Cognitive Approaches to Specialist Languages

(Tina Sui) #1

PREFACE


Many of the contributions to this volume were originally presented during
a theme session “Cognitive Approaches to Specialist Languages”
organized at the Polish Cognitive Linguistics Association 2015
Conference in Lublin. Others were invited by the editor especially for this
collection and they include contributions written by prominent scholars in
the fields of Cognitive Linguistics and Applied Linguistics, among others,
Pamela Faber, Barbara Lewandowska-Tomaszczyk, Maria Cornelia
Wermuth, José Mateo, Catherine Diederich, Wei-Lun Lu or José Manuel
Ureña Gómez-Moreno. The contributors constitute an international team
and represent countries as diverse as Poland (five different universities),
Ukraine, Czech Republic, Spain, USA, Taiwan, Switzerland, Belgium.
The proposed volume, however, is not a collection of selected
proceedings of a theme session but it has a character of a monograph.
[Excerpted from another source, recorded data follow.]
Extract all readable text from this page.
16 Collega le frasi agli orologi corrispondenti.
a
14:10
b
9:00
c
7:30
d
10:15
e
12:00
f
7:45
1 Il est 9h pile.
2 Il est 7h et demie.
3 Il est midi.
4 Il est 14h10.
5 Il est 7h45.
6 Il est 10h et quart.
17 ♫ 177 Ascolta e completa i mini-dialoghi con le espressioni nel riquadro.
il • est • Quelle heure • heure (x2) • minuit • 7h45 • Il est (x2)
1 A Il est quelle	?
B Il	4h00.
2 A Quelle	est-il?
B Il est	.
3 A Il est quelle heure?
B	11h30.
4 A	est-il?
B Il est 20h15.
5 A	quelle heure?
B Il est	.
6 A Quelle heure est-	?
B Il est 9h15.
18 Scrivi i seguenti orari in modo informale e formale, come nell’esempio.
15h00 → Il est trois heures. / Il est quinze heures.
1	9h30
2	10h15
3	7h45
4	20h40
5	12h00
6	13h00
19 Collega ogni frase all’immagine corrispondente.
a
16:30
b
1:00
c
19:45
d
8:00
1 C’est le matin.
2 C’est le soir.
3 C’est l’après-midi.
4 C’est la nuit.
Its
aim is to discuss various ways of approaching the problems associated
with a very broad phenomenon of specialist languages by means of the
analytical mechanisms and theoretical conceptions developed within the
framework of Cognitive Linguistics. Specialist languages (e.g. language of
law, language of business, language of aviation, language of football,
language of journalism, etc.) can be perceived as highly conventionalized,
semi-natural and not fully autonomous communication codes limited to
specific, predominantly formal, situations. A large number of them can be
best characterized by subject matter and semantic content, but the most
important distinctive element in their make-up seems to be the frame of
context in which they are embedded.
The subject to be discussed in the volume is innovative as it offers a
new way of researching specialist texts – the kind of linguistic output
which is especially popular among corpus linguists, translators,
lexicographers, dictionary compilers, data-base creators, text analysts.
‘Specialist languages’, ‘special languages’, ‘specialized languages’ or
‘languages for special/specific purposes’ are terms more widely used
among practitioners than theorists and are tightly connected to professional
practices. Similarly, Cognitive Linguistics is a usage-based model in
which language reality is perceived as inextricably linked to human
experience. The proposed volume offers a wide range of perspectives on a
well-defined and closely focused question of a possible contribution of
Cognitive Linguistics to the study of specialist languages.